Солей промычала и дёрнула головой.
— Флоран, он…
Виновник происшествия лежал посреди комнаты, прикрытый брезентом, из-под которого торчалa рукa с перерезанным запястьем. По крайней мере, у Солей хватило ума наложить турникет. Этому искусству её научили в полицейской академии.
— Ты вызвала меня, чтобы показать эту модернистскую инсталляцию из плоти и крови? — спросил я.
— Как ты можешь издеваться?
— Кто из нас издевается? Я примчался по первому зову.
— И я тебе за это признательна. У меня был перерыв, и я решила заехать к нему. Когда я постучала, никто не откликнулся. К счастью, я держу запасной ключ. Когда я открыла дверь, я обнаружила… Он сделал это ножом для холста.
— Почему ты не вызвала скорую, дура?
— Прошу, не надо.
— Ты понимаешь, что если мы сейчас не вызовем медиков, а твой жених окочурится, мы попадём под статью?
— Не окочурится. — Солей резко сменила тон. — Он… не так уж много крови потерял.
— Откуда тебе знать? Ты работник экстренной медицины? Ты уверена, что помимо вскрытия вен, он не наглотался какой-нибудь дряни? Ему нужен развёрнутый анализ крови и снимок головного мозга. Если мы будем лечить его народными средствами за закрытыми дверями, нам пришьют преступную халатность. На фоне других назревающих неприятностей, мне совсем не улыбается добавить в список ещё и это. У твоего жениха длинная история психических расстройств. Я не видел его карту, но меня не удивит, если там помимо депрессии и панических приступов затесалась и лёгкая шизофрения. Я говорю это совершенно спокойным голосом. В Париже практически нет психически здоровых людей.
В эту минуту из-под брезента раздался стон. Полусогнутая нога дёрнулась, опрокинув ведёрко с водой.
Я приблизился к Флорану и сел рядом с ним на пол. Уже не помню, когда в последний раз мне приходилось разговаривать с пациентом непосредственно после попытки самоубийства. Этим я занимался ещё будучи практикантом. Мне чаще приходилось работать с родственниками несостоявшихся самоубийц.
— Итак, господин Гонделорье, — начал я своим привычным голосом терапевта, — опишите последние минуты до того, как вы вскрыли себе вены. С вами кто-то находился рядом?
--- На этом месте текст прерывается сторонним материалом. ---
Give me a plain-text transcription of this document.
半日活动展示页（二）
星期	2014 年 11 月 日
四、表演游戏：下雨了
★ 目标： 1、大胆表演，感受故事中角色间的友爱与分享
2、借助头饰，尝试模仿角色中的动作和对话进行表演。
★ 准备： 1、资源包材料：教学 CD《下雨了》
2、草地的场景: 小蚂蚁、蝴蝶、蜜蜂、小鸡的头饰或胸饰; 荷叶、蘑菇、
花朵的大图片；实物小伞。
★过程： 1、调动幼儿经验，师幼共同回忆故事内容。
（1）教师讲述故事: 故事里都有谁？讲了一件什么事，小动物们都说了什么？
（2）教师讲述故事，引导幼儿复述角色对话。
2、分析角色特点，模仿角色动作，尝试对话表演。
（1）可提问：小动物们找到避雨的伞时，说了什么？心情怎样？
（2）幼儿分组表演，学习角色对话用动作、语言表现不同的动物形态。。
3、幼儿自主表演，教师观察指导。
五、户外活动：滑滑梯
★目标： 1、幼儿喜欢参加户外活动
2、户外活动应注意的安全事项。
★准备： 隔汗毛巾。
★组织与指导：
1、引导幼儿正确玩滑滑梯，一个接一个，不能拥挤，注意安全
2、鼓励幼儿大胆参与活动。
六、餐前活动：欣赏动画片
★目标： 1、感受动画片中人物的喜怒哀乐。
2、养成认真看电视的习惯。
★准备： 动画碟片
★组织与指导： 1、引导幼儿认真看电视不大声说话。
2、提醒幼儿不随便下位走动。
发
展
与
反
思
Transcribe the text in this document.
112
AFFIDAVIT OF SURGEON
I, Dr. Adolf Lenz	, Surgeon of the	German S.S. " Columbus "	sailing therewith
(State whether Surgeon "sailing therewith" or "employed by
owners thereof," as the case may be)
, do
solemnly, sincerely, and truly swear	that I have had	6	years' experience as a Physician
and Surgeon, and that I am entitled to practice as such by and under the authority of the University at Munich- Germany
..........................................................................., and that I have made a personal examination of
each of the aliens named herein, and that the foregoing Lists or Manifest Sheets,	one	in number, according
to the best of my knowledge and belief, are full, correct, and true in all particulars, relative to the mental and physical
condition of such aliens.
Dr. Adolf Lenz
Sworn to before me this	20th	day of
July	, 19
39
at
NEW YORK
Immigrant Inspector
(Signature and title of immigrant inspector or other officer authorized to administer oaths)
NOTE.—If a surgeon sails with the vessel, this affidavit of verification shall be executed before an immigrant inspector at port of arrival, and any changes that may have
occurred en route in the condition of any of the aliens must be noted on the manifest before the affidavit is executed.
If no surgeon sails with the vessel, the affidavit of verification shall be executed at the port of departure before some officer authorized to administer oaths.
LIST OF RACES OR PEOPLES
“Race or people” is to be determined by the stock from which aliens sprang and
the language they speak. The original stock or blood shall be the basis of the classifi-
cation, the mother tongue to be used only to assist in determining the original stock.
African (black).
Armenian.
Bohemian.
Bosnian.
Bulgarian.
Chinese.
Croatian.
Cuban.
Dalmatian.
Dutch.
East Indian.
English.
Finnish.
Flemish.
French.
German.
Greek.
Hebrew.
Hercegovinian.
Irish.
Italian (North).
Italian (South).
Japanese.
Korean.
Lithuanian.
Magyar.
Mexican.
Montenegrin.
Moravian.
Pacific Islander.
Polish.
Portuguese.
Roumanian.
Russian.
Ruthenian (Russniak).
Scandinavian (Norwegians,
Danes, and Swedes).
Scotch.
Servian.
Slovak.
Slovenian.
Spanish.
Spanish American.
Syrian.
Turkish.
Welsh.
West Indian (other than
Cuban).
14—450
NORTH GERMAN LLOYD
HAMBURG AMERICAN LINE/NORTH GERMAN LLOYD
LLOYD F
Вы слышали чьи-то голоса?
— Двуглавая змея тянет меня за собой, — ответил он.
Я достал из кармана упаковку с голубыми таблетками и сунул одну в рот Флорану, чем привёл его невесту в смятение.
— Что ты делаешь? — спросила она. — Что ты ему дал?
— Лёгкое успокоительное, — ответил я, протягивая одну таблетку ей. — Тебе тоже не повредит. Раз уж ты не хочешь, вызывать скорую, будешь следовать моим указаниям, — переключив внимание на основого пациента, я подложил руки ему под голову. — Змея, говорите? Замечательно. Лёд тронулся. Змея — очень сильный образ. Опишите её.